Birmensdorf has an unemployment rate of 2.02%. As of 2024, most people in the municipality don't work in it, since there are only 417-432 jobs in the municipality. Most people who work in the municipality (As of 2022), work in the tertiary sector with 340 being employed in it, followed by the secondary sector with 74 people employed in it and the primary sector with 18 people employed in it.

As of 2008 there were 1738 Catholics and 2227 Protestants in Birmensdorf. In the 2000 census religion was broken down into several smaller categories. From the 2000 census, 46.5% were some type of Protestant, with 44.6% belonging to the Swiss Reformed Church and 1.9% belonging to other Protestant churches. 30.1% of the population were Catholic. Of the rest of the population, 0% were Muslim, 5.2% belonged to another religion (not listed), 3.2% did not give a religion, and 14% were atheist or agnostic.

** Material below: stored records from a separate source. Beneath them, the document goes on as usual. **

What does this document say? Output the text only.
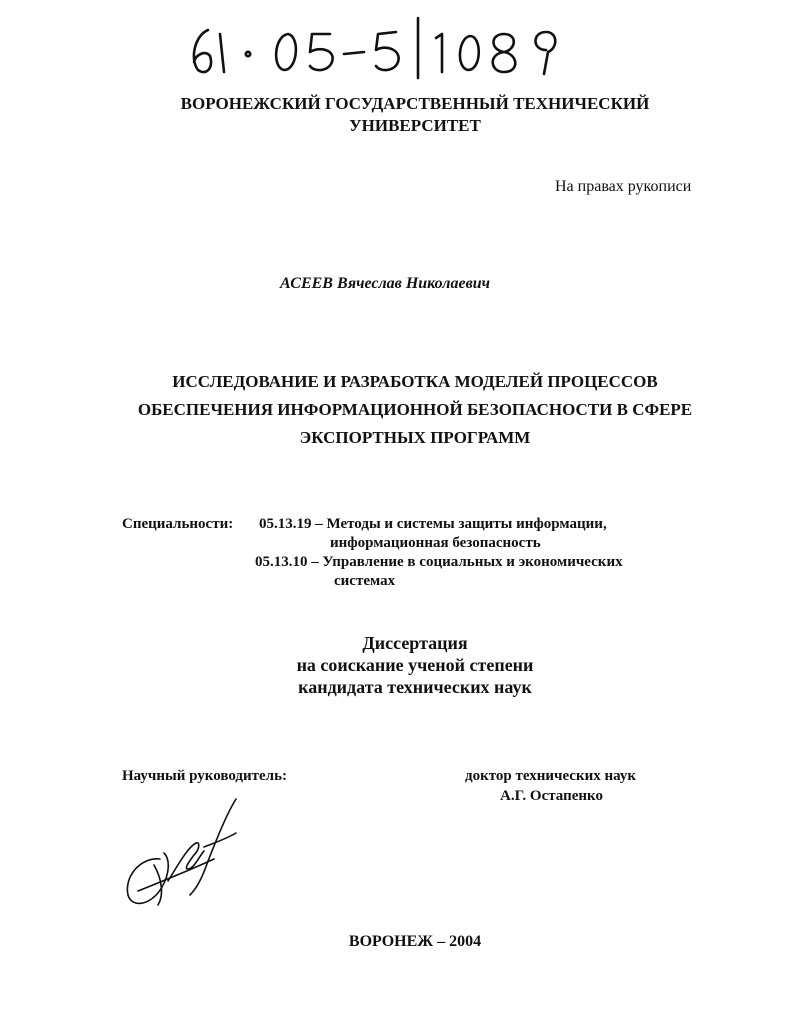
ВОРОНЕЖСКИЙ ГОСУДАРСТВЕННЫЙ ТЕХНИЧЕСКИЙ
УНИВЕРСИТЕТ
На правах рукописи
АСЕЕВ Вячеслав Николаевич
ИССЛЕДОВАНИЕ И РАЗРАБОТКА МОДЕЛЕЙ ПРОЦЕССОВ
ОБЕСПЕЧЕНИЯ ИНФОРМАЦИОННОЙ БЕЗОПАСНОСТИ В СФЕРЕ
ЭКСПОРТНЫХ ПРОГРАММ
Специальности: 05.13.19 – Методы и системы защиты информации,
информационная безопасность
05.13.10 – Управление в социальных и экономических
системах
Диссертация
на соискание ученой степени
кандидата технических наук
Научный руководитель:	доктор технических наук
А.Г. Остапенко
ВОРОНЕЖ – 2004
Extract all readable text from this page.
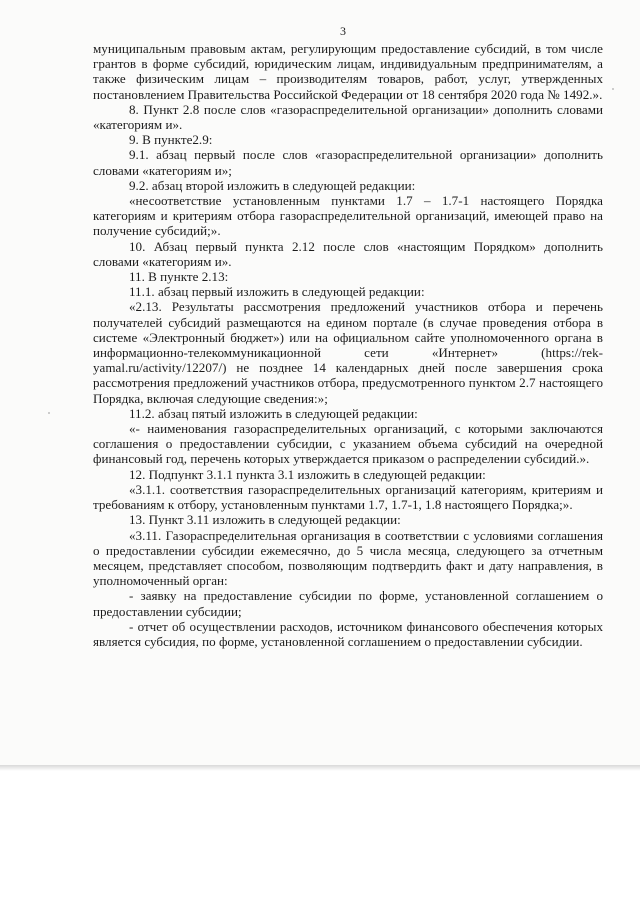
3

муниципальным правовым актам, регулирующим предоставление субсидий, в том числе грантов в форме субсидий, юридическим лицам, индивидуальным предпринимателям, а также физическим лицам – производителям товаров, работ, услуг, утвержденных постановлением Правительства Российской Федерации от 18 сентября 2020 года № 1492.».

8. Пункт 2.8 после слов «газораспределительной организации» дополнить словами «категориям и».

9. В пункте2.9:

9.1. абзац первый после слов «газораспределительной организации» дополнить словами «категориям и»;

9.2. абзац второй изложить в следующей редакции:

«несоответствие установленным пунктами 1.7 – 1.7-1 настоящего Порядка категориям и критериям отбора газораспределительной организаций, имеющей право на получение субсидий;».

10. Абзац первый пункта 2.12 после слов «настоящим Порядком» дополнить словами «категориям и».

11. В пункте 2.13:

11.1. абзац первый изложить в следующей редакции:

«2.13. Результаты рассмотрения предложений участников отбора и перечень получателей субсидий размещаются на едином портале (в случае проведения отбора в системе «Электронный бюджет») или на официальном сайте уполномоченного органа в информационно-телекоммуникационной сети «Интернет» (https://rek-yamal.ru/activity/12207/) не позднее 14 календарных дней после завершения срока рассмотрения предложений участников отбора, предусмотренного пунктом 2.7 настоящего Порядка, включая следующие сведения:»;

11.2. абзац пятый изложить в следующей редакции:

«- наименования газораспределительных организаций, с которыми заключаются соглашения о предоставлении субсидии, с указанием объема субсидий на очередной финансовый год, перечень которых утверждается приказом о распределении субсидий.».

12. Подпункт 3.1.1 пункта 3.1 изложить в следующей редакции:

«3.1.1. соответствия газораспределительных организаций категориям, критериям и требованиям к отбору, установленным пунктами 1.7, 1.7-1, 1.8 настоящего Порядка;».

13. Пункт 3.11 изложить в следующей редакции:

«3.11. Газораспределительная организация в соответствии с условиями соглашения о предоставлении субсидии ежемесячно, до 5 числа месяца, следующего за отчетным месяцем, представляет способом, позволяющим подтвердить факт и дату направления, в уполномоченный орган:

- заявку на предоставление субсидии по форме, установленной соглашением о предоставлении субсидии;

- отчет об осуществлении расходов, источником финансового обеспечения которых является субсидия, по форме, установленной соглашением о предоставлении субсидии.
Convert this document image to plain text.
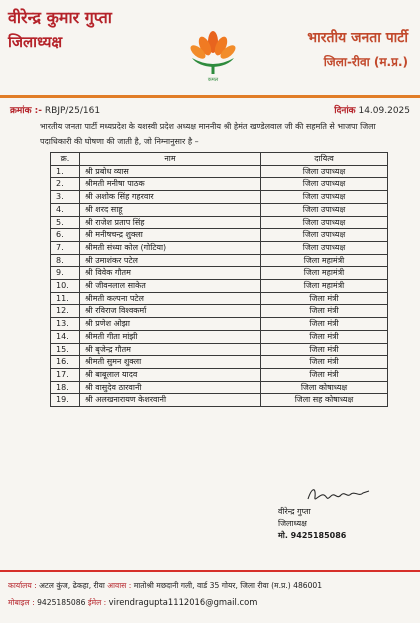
वीरेन्द्र कुमार गुप्ता
जिलाध्यक्ष
कमल
भारतीय जनता पार्टी
जिला-रीवा (म.प्र.)
क्रमांक :- RBJP/25/161	दिनांक 14.09.2025
भारतीय जनता पार्टी मध्यप्रदेश के यशस्वी प्रदेश अध्यक्ष माननीय श्री हेमंत खण्डेलवाल जी की सहमति से भाजपा जिला पदाधिकारी की घोषणा की जाती है, जो निम्नानुसार है –
क्र.	नाम	दायित्व
1.	श्री प्रबोध व्यास	जिला उपाध्यक्ष
2.	श्रीमती मनीषा पाठक	जिला उपाध्यक्ष
3.	श्री अशोक सिंह गहरवार	जिला उपाध्यक्ष
4.	श्री शरद साहू	जिला उपाध्यक्ष
5.	श्री राजेश प्रताप सिंह	जिला उपाध्यक्ष
6.	श्री मनीषचन्द्र शुक्ला	जिला उपाध्यक्ष
7.	श्रीमती संध्या कोल (गोटिया)	जिला उपाध्यक्ष
8.	श्री उमाशंकर पटेल	जिला महामंत्री
9.	श्री विवेक गौतम	जिला महामंत्री
10.	श्री जीवनलाल साकेत	जिला महामंत्री
11.	श्रीमती कल्पना पटेल	जिला मंत्री
12.	श्री रविराज विश्वकर्मा	जिला मंत्री
13.	श्री प्रणेश ओझा	जिला मंत्री
14.	श्रीमती गीता मांझी	जिला मंत्री
15.	श्री बृजेन्द्र गौतम	जिला मंत्री
16.	श्रीमती सुमन शुक्ला	जिला मंत्री
17.	श्री बाबूलाल यादव	जिला मंत्री
18.	श्री वासुदेव ठारवानी	जिला कोषाध्यक्ष
19.	श्री अलखनारायण केशरवानी	जिला सह कोषाध्यक्ष
वीरेन्द्र गुप्ता
जिलाध्यक्ष
मो. 9425185086
कार्यालय : अटल कुंज, ढेकहा, रीवा आवास : मातोश्री मछदानी गली, वार्ड 35 गोयर, जिला रीवा (म.प्र.) 486001
मोबाइल : 9425185086 ईमेल : virendragupta1112016@gmail.com
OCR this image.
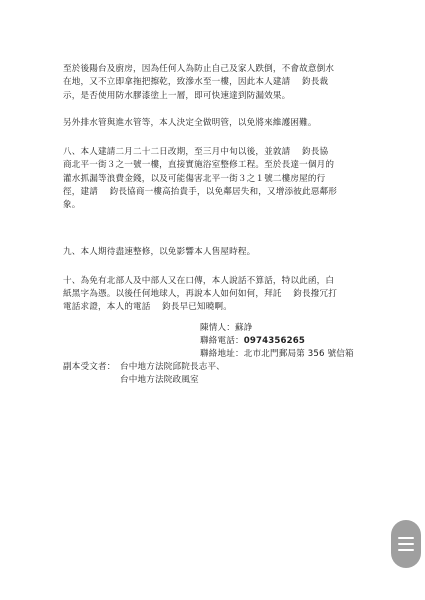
至於後陽台及廚房，因為任何人為防止自己及家人跌倒，不會故意倒水
在地，又不立即拿拖把擦乾，致滲水至一樓，因此本人建請　 鈞長裁
示，是否使用防水膠漆塗上一層，即可快速達到防漏效果。
另外排水管與進水管等，本人決定全做明管，以免將來維護困難。
八、本人建請二月二十二日改期，至三月中旬以後，並敦請　 鈞長協
商北平一街３之一號一樓，直接實施浴室整修工程。至於長達一個月的
灌水抓漏等浪費金錢，以及可能傷害北平一街３之１號二樓房屋的行
徑，建請　 鈞長協商一樓高抬貴手，以免鄰居失和，又增添彼此惡鄰形
象。
九、本人期待盡速整修，以免影響本人售屋時程。
十、為免有北部人及中部人又在口傳，本人說話不算話，特以此函，白
紙黑字為憑。以後任何地球人，再說本人如何如何，拜託　 鈞長撥冗打
電話求證，本人的電話　 鈞長早已知曉啊。
陳情人：蘇諍
聯絡電話：0974356265
聯絡地址：北市北門郵局第 356 號信箱
副本受文者： 台中地方法院邱院長志平、
台中地方法院政風室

The historical population is given in the following table:

| year | population |
|---|---|
| 1634 | 460 |
| 1749 | 848 |
| 1836 | 1,082 |
| 1850 | 1,096 |
| 1900 | 1,101 |
| 1950 | 1,480 |
| 2000 | 5,451 |

== Transport ==
Birmensdorf railway station is a stop of the Zürich S-Bahn on the lines S5 and S14. It is an 18 minute ride from Zürich Hauptbahnhof.

The municipality is located on the A3 motorway.